Pourquoi les prévisionnistes sont-ils pratiquement tous des arnaqueurs ?
Ce livre révèle tout des Cygnes Noirs, ces événements aléatoires, hautement improbables, qui jalonnent notre vie : ils ont un impact énorme, sont presque impossibles à prévoir, et pourtant, a posteriori, nous essayons toujours de leur trouver une explication rationnelle.

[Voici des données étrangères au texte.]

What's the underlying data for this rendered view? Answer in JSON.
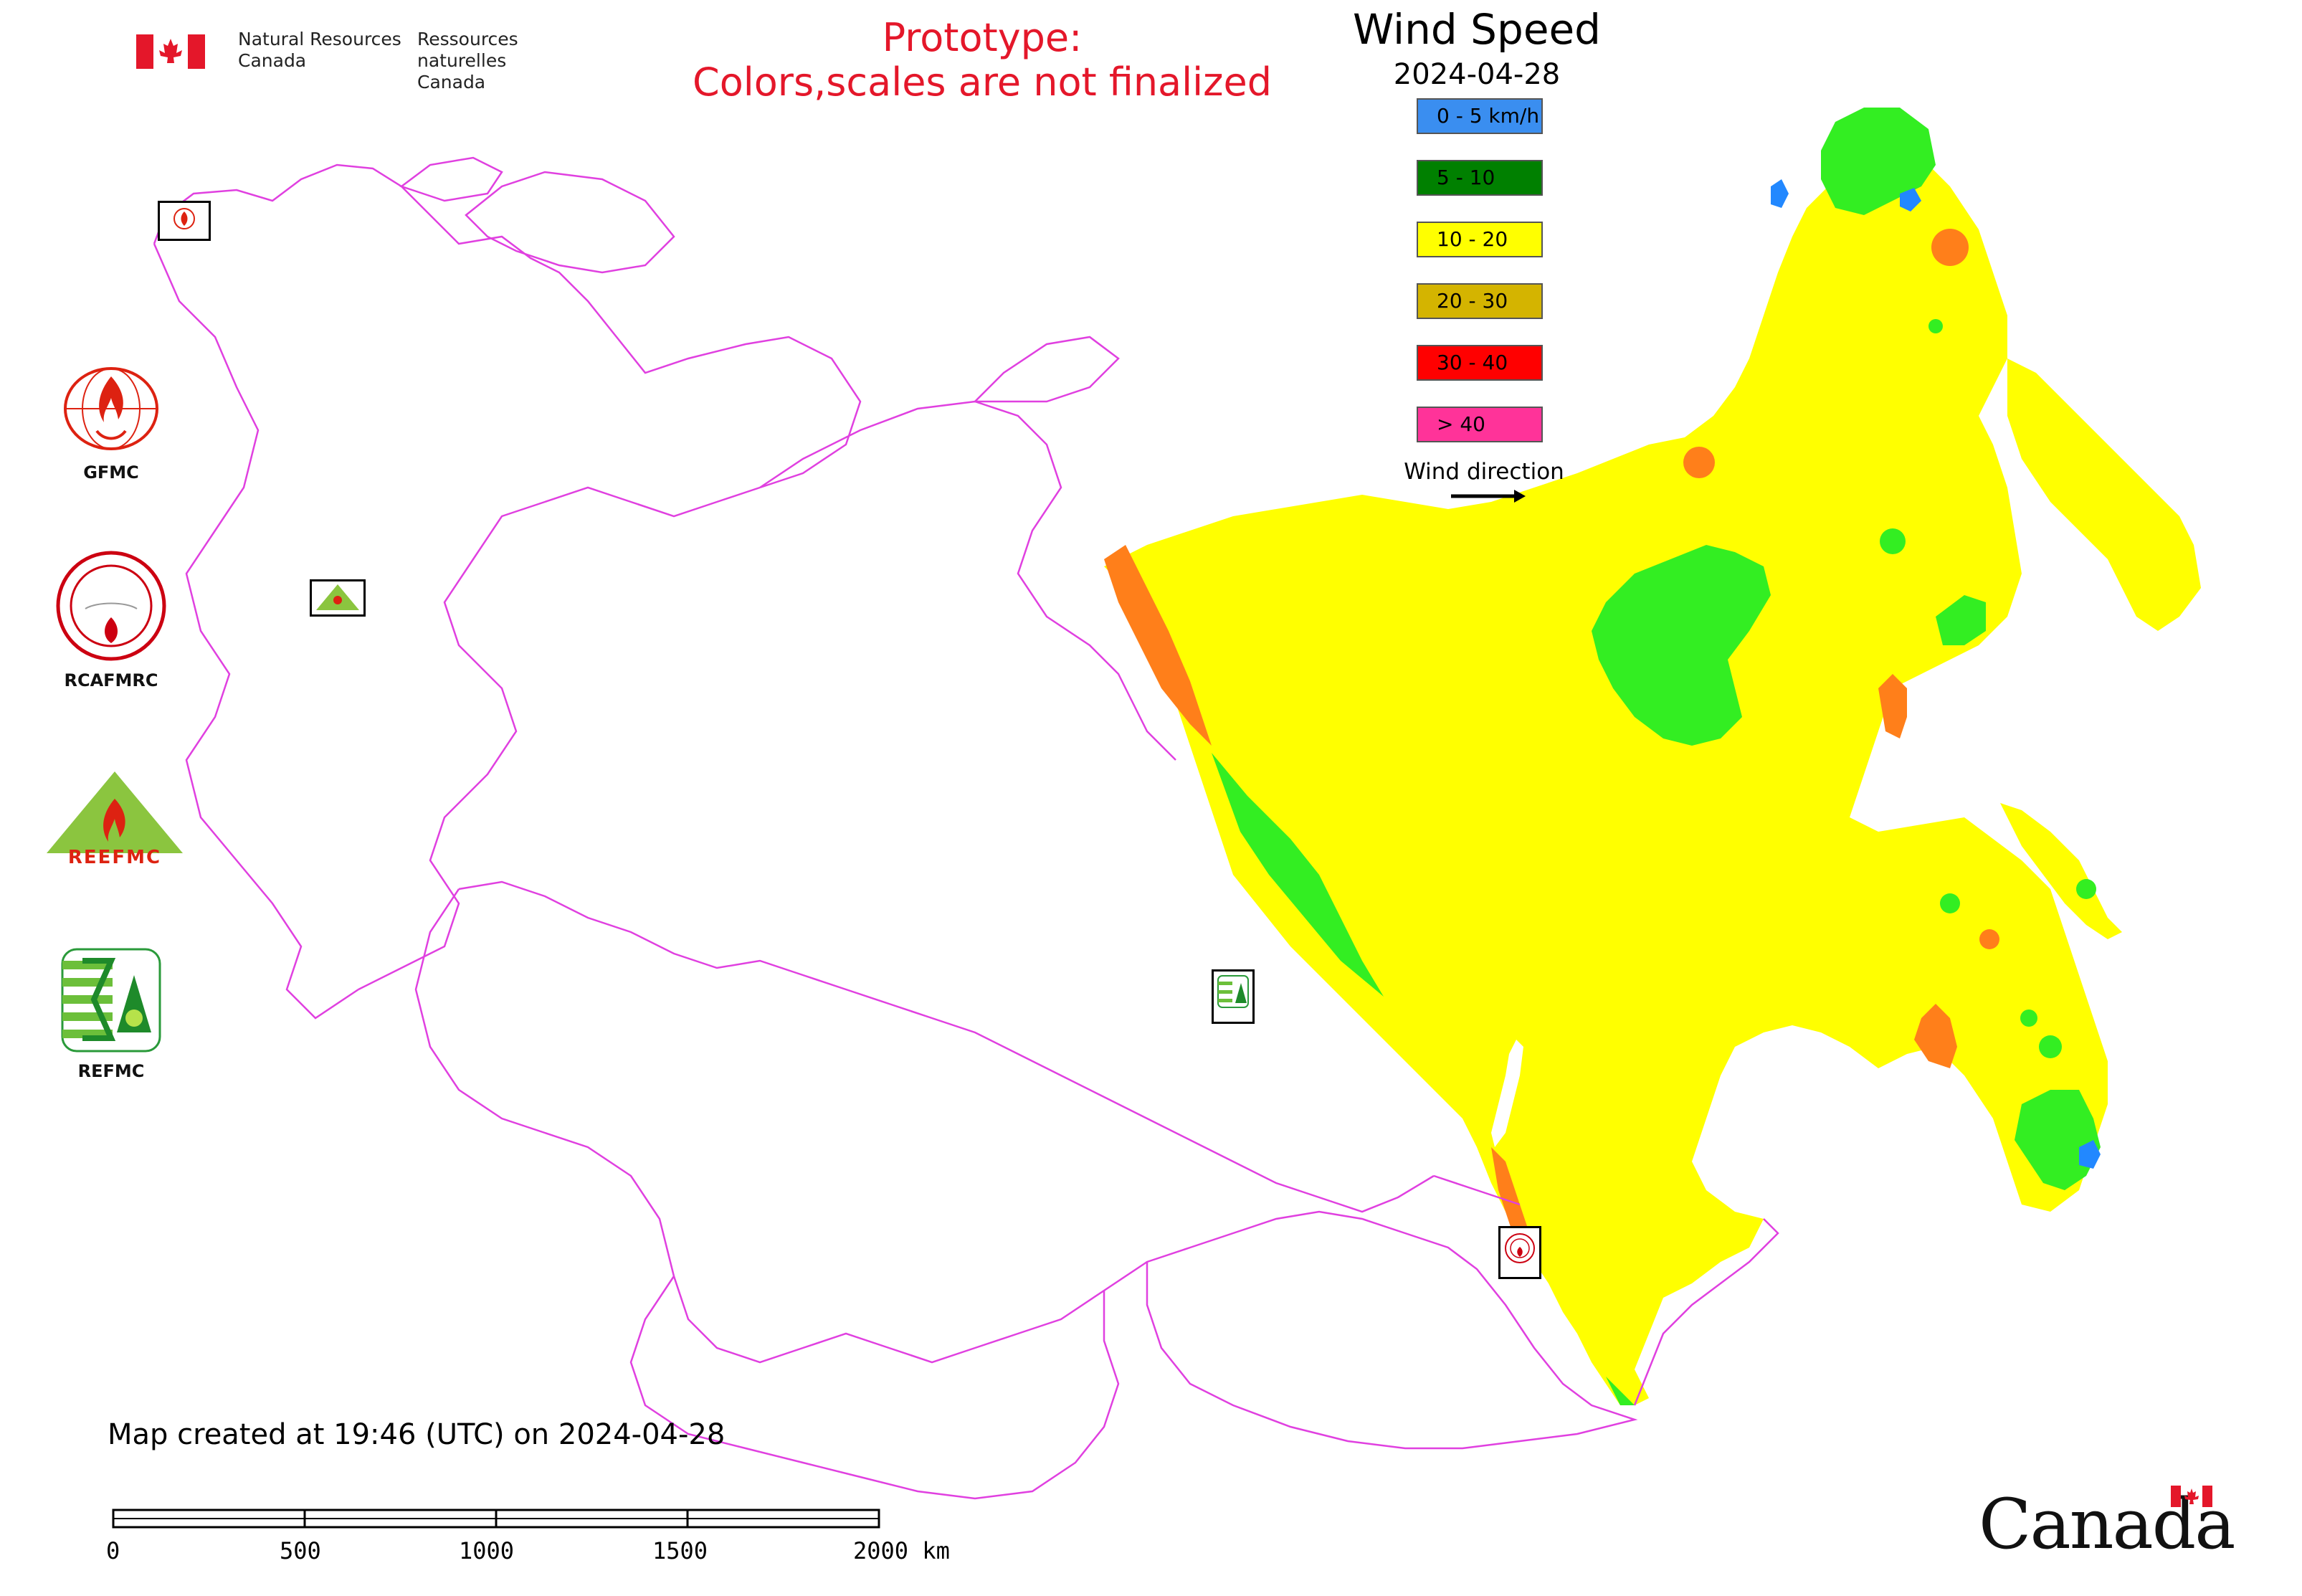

Dans cet ouvrage, Taleb nous exhorte à ne pas tenir compte des propos des « experts », et nous montre comment cesser de tout prévoir ou comment tirer parti de l'incertitude.
Libano-américain, Nassim Nicholas Taleb est écrivain et philosophe des sciences du hasard. Depuis 2007, il est l'essayiste le plus lu et le plus traduit dans le monde. Ancien trader des marchés, Taleb se consacre aujourd'hui à l'écriture et enseigne les rapports entre l'épistémologie et les sciences de l'incertitude à l'Institut polytechnique de la New York University. Best-seller traduit en vingt-cinq langues, son premier ouvrage, Le Hasard sauvage a paru aux Belles Lettres en 2005.
Extraits:
« Prenez une dinde que l’on nourrit tous les jours. Chaque apport de nourriture va la renforcer dans sa croyance que la règle générale de la vie est d’être nourrie quotidiennement par de sympathiques membres de la race humaine « soucieux de ses intérêts », comme le disent les hommes politiques. Le mercredi après-midi précédant Noël, quelque chose d’inattendu va arriver à la dinde, qui va l’amener à réviser ses croyances. »
(...)
Il pourrait sembler à un dilettante amateur de citations – c’est-à-dire à l’un de ces écrivains et universitaires qui émaillent leurs textes de formules émanant de figures d’autorité défuntes – que, selon la formule de Hobbes : « Tels antécédents, telles conséquences. » Que ceux qui croient aux bienfaits inconditionnels de l’expérience passée méditent sur ce petit bijou de sagesse attribué à un célèbre capitaine de vaisseau :
Mais de toute ma carrière, je n’ai jamais connu d’accident […] d’aucune sorte qui vaille la peine d’être mentionné. Pendant toutes ces années passées en mer, je n’ai vu qu’un seul navire en détresse. Je n’ai jamais vu de bateau échoué et je n’ai jamais échoué moi-même, ni été dans une situation difficile qui menaçait de tourner au désastre.
(E. J. Smith, 1907, capitaine du Titanic.)
Le navire du capitaine Smith sombra en 1912 lors de ce qui devint le naufrage le plus commenté de l’histoire.